Before I was accepted to study my PhD at Bournemouth, I had applied to the University of the West of England.  When the panel interviewed me, I met Tamsin Wilton, whose ground-breaking book was entitled Immortal, Invisible: Lesbians and the Moving Image. While I did not get the doctoral scholarship at UWE, Tamsin confided in me that her research was mostly done within her own time, suggesting that at that time the department thought her work was ‘too radical’. Tamsin passed away in 2006, only a few years after we met, and I remember thinking how much we have lost in her passing, her work was revolutionary, and she genuinely encouraged me to press on with my research, in times when LGBT studies were less popular.

Besides the loss of Alan Sinfield and Tamsin Wilton, I cannot forget the sudden loss of Alexander Doty. Similar to meeting Alan and Tamsin early in my research journey, I briefly met Alex when he was presenting at the feminist Console-ing Passions Conference in Bristol in 2001, a conference that I would eventually co-organise this year at Bournemouth. In 2001, I was studying for an MA at Bristol, and I had never been to an academic conference before, but we were required as students to help out. I remember attending Alex’s paper on the TV series Will and Grace, and I had a brief conversation with him over coffee.
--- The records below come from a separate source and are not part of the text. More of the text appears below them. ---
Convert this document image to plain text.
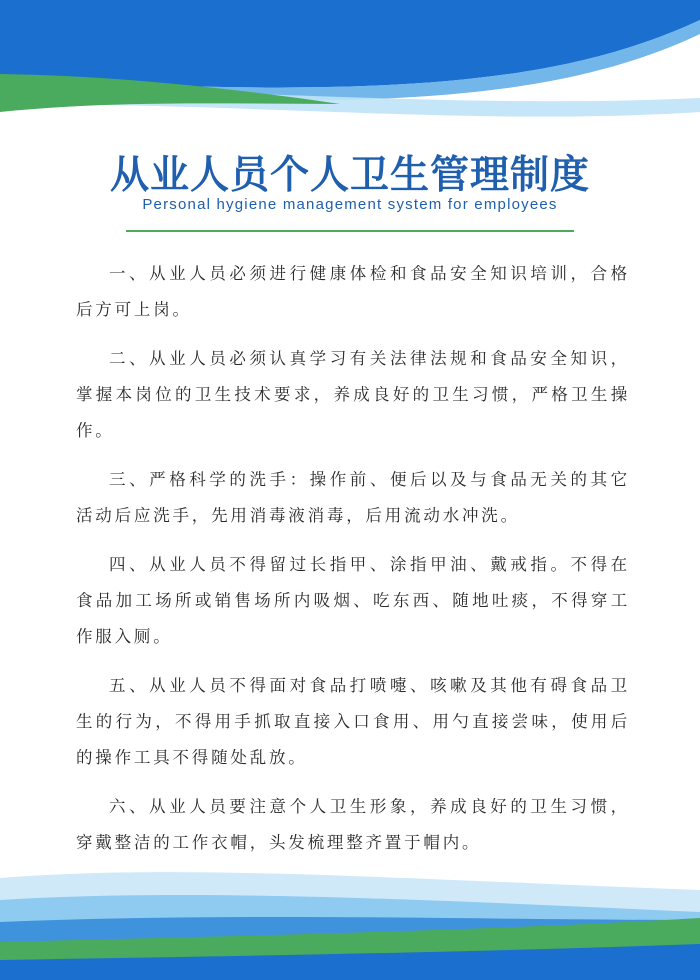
从业人员个人卫生管理制度
Personal hygiene management system for employees

一、从业人员必须进行健康体检和食品安全知识培训，合格后方可上岗。

二、从业人员必须认真学习有关法律法规和食品安全知识，掌握本岗位的卫生技术要求，养成良好的卫生习惯，严格卫生操作。

三、严格科学的洗手：操作前、便后以及与食品无关的其它活动后应洗手，先用消毒液消毒，后用流动水冲洗。

四、从业人员不得留过长指甲、涂指甲油、戴戒指。不得在食品加工场所或销售场所内吸烟、吃东西、随地吐痰，不得穿工作服入厕。

五、从业人员不得面对食品打喷嚏、咳嗽及其他有碍食品卫生的行为，不得用手抓取直接入口食用、用勺直接尝味，使用后的操作工具不得随处乱放。

六、从业人员要注意个人卫生形象，养成良好的卫生习惯，穿戴整洁的工作衣帽，头发梳理整齐置于帽内。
Somehow, I made some links between his ideas, and those that I was studying, and I am forever grateful to Alex for his work, and his non-pretentious demeanour. Although if I am honest, I was a little in awe of him, and at the time I could have never imagined that I could have published my academic work.

So I think, often we encounter inspirational researchers along the way, at conferences, seminars, symposiums, and even in interviews. For me, the loss of Alan Sinfield, Tamsin Wilton and Alex Doty, almost seems too much to bear, as clearly they had far more to offer, despite their remaining stellar work. In the manner where I discussed the legacy of Pedro Zamora (the HIV/AIDS activist) and the meaning of a life cut short, theoretical and political ideals potentially live on. Our task is not only to remember all that potential, but also to continue it in any way we can.